Environmental Impact Statement
ENVIRONMENTAL IMPACT STATEMENT
The National Environmental Policy Act (NEPA) of 1969 requires that federal agencies prepare an environmental impact statement (EIS) indicating, for any legislation or action that they propose, that the agencies have investigated and considered the possible environmental consequences.
NEPA was a response to widespread concerns that the environment was being endangered by projects in which federal agencies were involved in various ways. Its passage established a precedent subsequently followed by requirements in more than forty other countries that similar environmental impact assessments be conducted. The purpose of the act was to "encourage productive and enjoyable harmony between man and his environment; to promote efforts which will prevent or eliminate damage to the environment and biosphere and stimulate the health and welfare of
In passing NEPA, Congress declared "that each person should enjoy a healthful environment" as an aim of compliance with the NEPA. The act did not mandate any particular decision, only that the facts concerning environmental consequences of proposed actions be determined and taken into account. It did require "utiliz[ing] a systematic, interdisciplinary approach which will insure the integrated use of the natural and social sciences and the environmental design arts in planning and decision making which may have an impact on man's environment." The impact on human health must be included along with consideration of physical, biological, social, and economic factors.

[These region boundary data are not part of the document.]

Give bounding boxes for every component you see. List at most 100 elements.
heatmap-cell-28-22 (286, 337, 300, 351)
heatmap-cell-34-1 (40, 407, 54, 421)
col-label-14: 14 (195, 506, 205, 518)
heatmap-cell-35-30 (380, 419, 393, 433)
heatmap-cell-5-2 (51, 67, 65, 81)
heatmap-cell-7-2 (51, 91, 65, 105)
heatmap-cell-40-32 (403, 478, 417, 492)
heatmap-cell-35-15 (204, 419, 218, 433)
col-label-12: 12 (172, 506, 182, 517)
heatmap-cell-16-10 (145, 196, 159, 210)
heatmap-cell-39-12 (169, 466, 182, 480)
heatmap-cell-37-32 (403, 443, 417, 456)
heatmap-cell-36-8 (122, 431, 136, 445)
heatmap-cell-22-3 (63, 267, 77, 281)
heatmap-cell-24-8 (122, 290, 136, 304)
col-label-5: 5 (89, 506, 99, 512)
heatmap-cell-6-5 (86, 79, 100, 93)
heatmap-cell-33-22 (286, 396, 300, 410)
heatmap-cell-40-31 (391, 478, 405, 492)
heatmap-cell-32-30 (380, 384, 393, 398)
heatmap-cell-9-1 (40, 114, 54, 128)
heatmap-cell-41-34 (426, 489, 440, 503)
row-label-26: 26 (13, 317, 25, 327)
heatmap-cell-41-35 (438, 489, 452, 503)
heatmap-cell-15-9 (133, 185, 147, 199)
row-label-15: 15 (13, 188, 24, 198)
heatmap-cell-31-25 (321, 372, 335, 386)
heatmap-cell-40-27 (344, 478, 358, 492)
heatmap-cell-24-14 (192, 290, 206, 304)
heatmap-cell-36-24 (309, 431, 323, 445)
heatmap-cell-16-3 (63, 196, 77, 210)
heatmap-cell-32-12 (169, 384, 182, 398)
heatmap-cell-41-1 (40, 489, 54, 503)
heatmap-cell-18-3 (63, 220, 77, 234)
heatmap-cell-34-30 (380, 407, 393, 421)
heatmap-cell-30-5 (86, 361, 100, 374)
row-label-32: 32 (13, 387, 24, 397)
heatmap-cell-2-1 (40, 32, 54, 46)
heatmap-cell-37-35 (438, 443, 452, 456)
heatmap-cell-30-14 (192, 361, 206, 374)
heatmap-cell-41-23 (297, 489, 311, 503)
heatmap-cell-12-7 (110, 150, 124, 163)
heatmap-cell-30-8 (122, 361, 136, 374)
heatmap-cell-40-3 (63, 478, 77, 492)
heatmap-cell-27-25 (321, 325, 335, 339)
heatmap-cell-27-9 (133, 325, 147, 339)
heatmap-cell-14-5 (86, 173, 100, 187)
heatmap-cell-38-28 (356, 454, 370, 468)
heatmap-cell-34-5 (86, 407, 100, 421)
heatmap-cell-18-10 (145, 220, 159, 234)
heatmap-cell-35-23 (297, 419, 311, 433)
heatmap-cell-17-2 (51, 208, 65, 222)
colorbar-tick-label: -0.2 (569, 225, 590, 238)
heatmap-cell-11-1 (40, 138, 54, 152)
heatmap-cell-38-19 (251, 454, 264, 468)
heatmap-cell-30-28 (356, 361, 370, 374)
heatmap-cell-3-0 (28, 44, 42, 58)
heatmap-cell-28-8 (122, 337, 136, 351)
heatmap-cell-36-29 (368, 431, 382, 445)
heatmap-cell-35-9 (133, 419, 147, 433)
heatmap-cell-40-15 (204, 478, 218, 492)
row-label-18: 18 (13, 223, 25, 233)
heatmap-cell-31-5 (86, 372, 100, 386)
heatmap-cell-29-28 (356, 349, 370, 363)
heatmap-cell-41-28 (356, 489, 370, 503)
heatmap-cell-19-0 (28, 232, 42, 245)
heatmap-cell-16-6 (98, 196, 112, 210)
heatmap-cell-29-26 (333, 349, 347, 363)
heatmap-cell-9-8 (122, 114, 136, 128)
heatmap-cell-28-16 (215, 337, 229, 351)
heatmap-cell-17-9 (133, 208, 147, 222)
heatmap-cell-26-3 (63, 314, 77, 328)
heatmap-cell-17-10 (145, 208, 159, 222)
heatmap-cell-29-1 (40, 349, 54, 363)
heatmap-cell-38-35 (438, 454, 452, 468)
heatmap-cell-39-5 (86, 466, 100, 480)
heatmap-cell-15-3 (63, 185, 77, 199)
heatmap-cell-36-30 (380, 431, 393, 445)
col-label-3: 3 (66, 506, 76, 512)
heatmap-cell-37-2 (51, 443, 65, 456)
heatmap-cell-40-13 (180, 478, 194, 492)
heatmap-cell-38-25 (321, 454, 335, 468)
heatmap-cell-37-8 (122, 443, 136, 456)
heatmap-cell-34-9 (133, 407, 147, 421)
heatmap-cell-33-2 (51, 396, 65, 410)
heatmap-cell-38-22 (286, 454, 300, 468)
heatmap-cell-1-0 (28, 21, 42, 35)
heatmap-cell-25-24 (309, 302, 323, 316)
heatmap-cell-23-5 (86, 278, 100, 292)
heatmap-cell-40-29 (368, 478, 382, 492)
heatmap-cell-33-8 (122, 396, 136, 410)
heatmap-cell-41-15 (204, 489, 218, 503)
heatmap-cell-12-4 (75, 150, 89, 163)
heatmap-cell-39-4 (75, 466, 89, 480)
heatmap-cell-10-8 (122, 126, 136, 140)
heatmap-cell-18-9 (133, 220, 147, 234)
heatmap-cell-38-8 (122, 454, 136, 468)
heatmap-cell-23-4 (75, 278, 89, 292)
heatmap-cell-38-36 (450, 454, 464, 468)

The EIS process in the United States has significantly influenced decision making by allowing:(1) public participation in commenting on draft EISs, which permits environmental advocates, industrial groups, and others to make their voices heard, and (2) litigation originating from any of the affected parties challenging the decisions made. Thus, besides delineating the facts about potential environmental impacts and considering them in making decisions, the federal agencies must take into account public reaction and legal issues.

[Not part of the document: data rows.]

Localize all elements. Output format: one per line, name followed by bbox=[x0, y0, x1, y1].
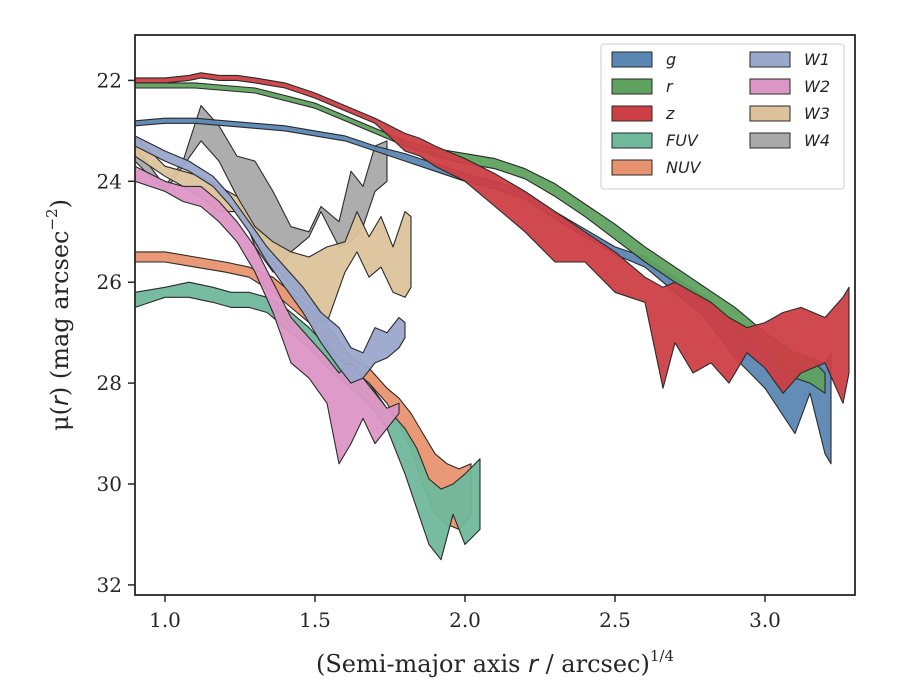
y-tick-label: 30 bbox=[97, 472, 122, 496]
plot-frame bbox=[134, 34, 856, 596]
legend-label-w3: W3 bbox=[804, 104, 830, 123]
legend-swatch-nuv bbox=[611, 159, 653, 176]
y-tick-label: 22 bbox=[97, 68, 122, 92]
legend-label-w2: W2 bbox=[804, 77, 830, 96]
profile-bands bbox=[135, 72, 850, 561]
y-tick-label: 26 bbox=[97, 270, 122, 294]
legend-swatch-w1 bbox=[749, 51, 791, 68]
legend-swatch-w4 bbox=[749, 132, 791, 149]
y-axis-label: μ(r) (mag arcsec−2) bbox=[43, 199, 74, 431]
band-z bbox=[135, 72, 850, 404]
band-w4 bbox=[135, 105, 388, 273]
legend-label-w4: W4 bbox=[804, 131, 830, 150]
band-w2 bbox=[135, 165, 400, 465]
legend-swatch-r bbox=[611, 78, 653, 95]
legend-label-w1: W1 bbox=[804, 50, 830, 69]
band-fuv bbox=[135, 281, 481, 561]
x-tick-label: 1.0 bbox=[149, 608, 181, 632]
y-axis: 22 24 26 28 30 32 bbox=[97, 68, 135, 597]
x-axis: 1.0 1.5 2.0 2.5 3.0 bbox=[149, 595, 781, 632]
x-tick-label: 1.5 bbox=[299, 608, 331, 632]
legend: grz FUV NUV W1 W2 W3 W4 bbox=[600, 43, 845, 190]
legend-swatch-fuv bbox=[611, 132, 653, 149]
x-axis-label: (Semi-major axis r / arcsec)1/4 bbox=[316, 647, 674, 678]
legend-label-fuv: FUV bbox=[666, 131, 699, 150]
y-tick-label: 32 bbox=[97, 573, 122, 597]
legend-label-r: r bbox=[666, 77, 674, 96]
legend-swatch-g bbox=[611, 51, 653, 68]
legend-label-g: g bbox=[666, 50, 676, 69]
x-tick-label: 3.0 bbox=[749, 608, 781, 632]
legend-swatch-w2 bbox=[749, 78, 791, 95]
band-w1 bbox=[135, 135, 406, 384]
y-tick-label: 24 bbox=[97, 169, 122, 193]
x-tick-label: 2.0 bbox=[449, 608, 481, 632]
x-tick-label: 2.5 bbox=[599, 608, 631, 632]
legend-swatch-z bbox=[611, 105, 653, 122]
y-tick-label: 28 bbox=[97, 371, 122, 395]
legend-label-nuv: NUV bbox=[666, 158, 702, 177]
legend-label-z: z bbox=[665, 104, 675, 123]
legend-swatch-w3 bbox=[749, 105, 791, 122]
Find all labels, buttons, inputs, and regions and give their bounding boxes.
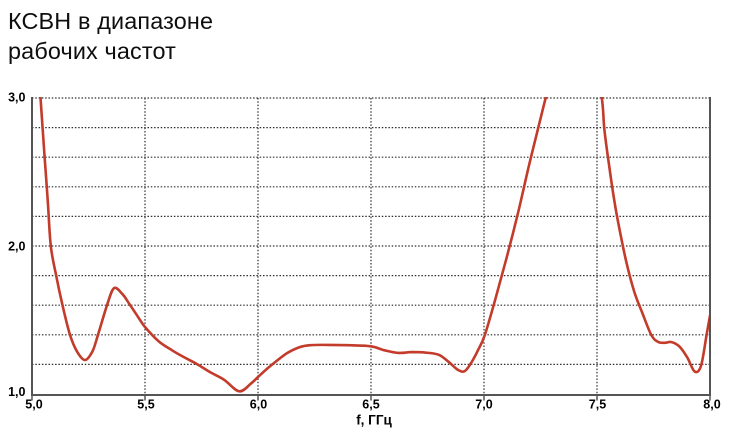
svg-text:5,5: 5,5 bbox=[137, 398, 154, 412]
svg-text:6,5: 6,5 bbox=[362, 398, 379, 412]
svg-text:2,0: 2,0 bbox=[8, 240, 25, 254]
svg-text:f, ГГц: f, ГГц bbox=[356, 413, 392, 428]
svg-text:7,0: 7,0 bbox=[475, 398, 492, 412]
svg-text:7,5: 7,5 bbox=[589, 398, 606, 412]
svg-text:6,0: 6,0 bbox=[250, 398, 267, 412]
svg-text:5,0: 5,0 bbox=[25, 398, 42, 412]
svg-text:8,0: 8,0 bbox=[703, 398, 720, 412]
svg-text:1,0: 1,0 bbox=[8, 385, 25, 399]
svg-text:3,0: 3,0 bbox=[8, 91, 25, 105]
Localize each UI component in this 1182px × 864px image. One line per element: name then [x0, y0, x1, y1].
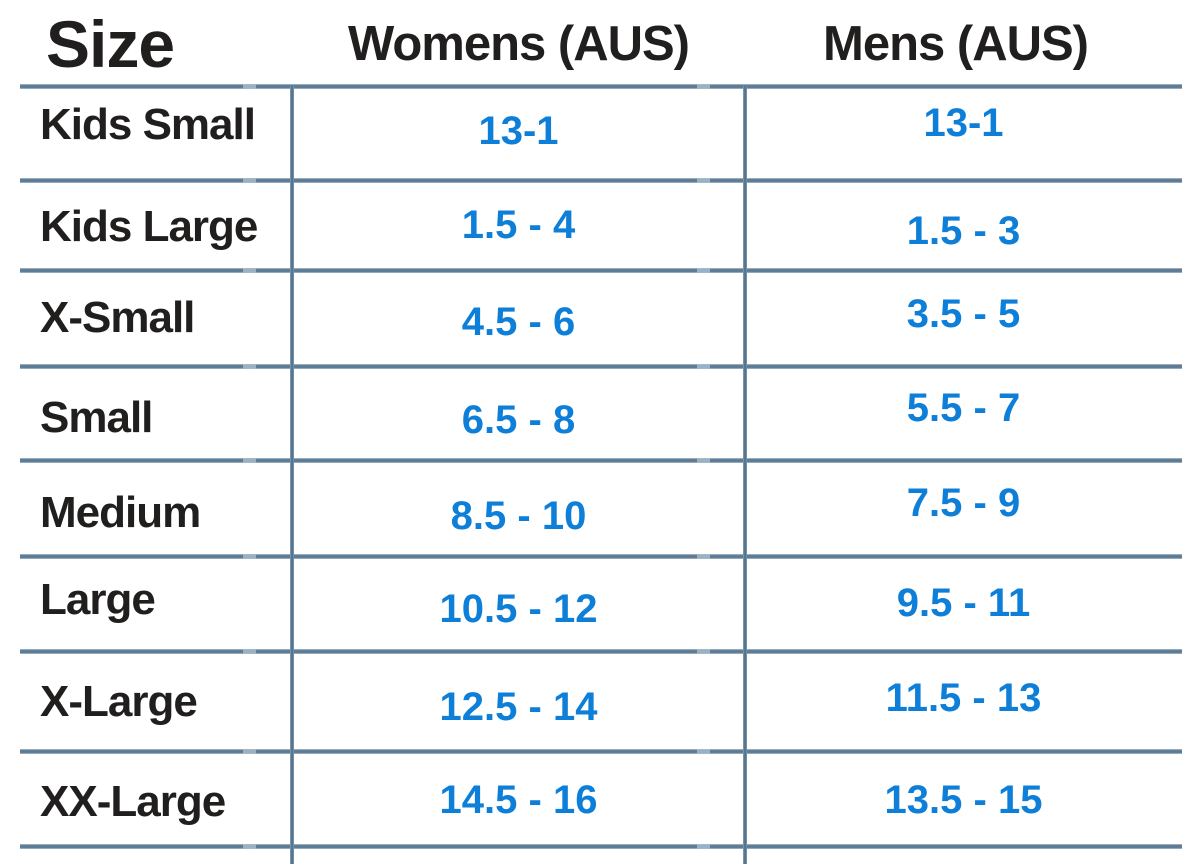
size-cell: X-Large — [40, 677, 198, 726]
row-divider — [20, 844, 1182, 849]
row-divider — [20, 458, 1182, 463]
size-cell: X-Small — [40, 293, 195, 342]
column-header-womens: Womens (AUS) — [347, 17, 690, 71]
mens-cell: 9.5 - 11 — [896, 581, 1031, 625]
column-divider — [290, 86, 294, 864]
mens-cell: 13-1 — [923, 100, 1004, 145]
womens-cell: 12.5 - 14 — [439, 684, 598, 729]
row-divider — [20, 554, 1182, 559]
mens-cell: 3.5 - 5 — [906, 291, 1021, 336]
size-cell: Kids Small — [40, 100, 256, 149]
mens-cell: 7.5 - 9 — [906, 480, 1021, 525]
row-divider — [20, 268, 1182, 273]
row-divider — [20, 84, 1182, 89]
womens-cell: 8.5 - 10 — [450, 493, 587, 538]
size-cell: XX-Large — [40, 776, 226, 826]
mens-cell: 11.5 - 13 — [885, 675, 1042, 720]
column-header-mens: Mens (AUS) — [823, 17, 1089, 71]
womens-cell: 6.5 - 8 — [461, 397, 576, 442]
size-cell: Large — [40, 574, 156, 624]
womens-cell: 13-1 — [478, 108, 559, 153]
column-divider — [743, 86, 747, 864]
row-divider — [20, 364, 1182, 369]
row-divider — [20, 178, 1182, 183]
mens-cell: 1.5 - 3 — [906, 208, 1021, 253]
womens-cell: 14.5 - 16 — [439, 778, 598, 822]
size-cell: Medium — [40, 488, 201, 537]
size-cell: Small — [40, 393, 153, 442]
mens-cell: 13.5 - 15 — [884, 778, 1043, 822]
womens-cell: 1.5 - 4 — [461, 202, 576, 247]
column-header-size: Size — [46, 7, 175, 81]
row-divider — [20, 649, 1182, 654]
row-divider — [20, 749, 1182, 754]
womens-cell: 4.5 - 6 — [461, 299, 576, 344]
mens-cell: 5.5 - 7 — [906, 385, 1021, 430]
womens-cell: 10.5 - 12 — [439, 587, 598, 631]
size-cell: Kids Large — [40, 202, 258, 251]
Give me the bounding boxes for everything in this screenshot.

As many countries have joined the effort, an internationally related move toward environmental protection has been to prepare covenants among different nations on such issues. One example is the Kyoto Protocol on global warming. Even though the Kyoto Protocol is in serious jeopardy, such international moves could eventually carry substantial force for environmental protection.
Caldwell, L. K. (1982). Science and the National Environmental Policy Act. Tuscaloosa: The University of Alabama Press.
Vig, N. J., and Kraft, M. E. (1994). Environmental Policy in the 1990s. Washington, DC: Congressional Quarterly Press.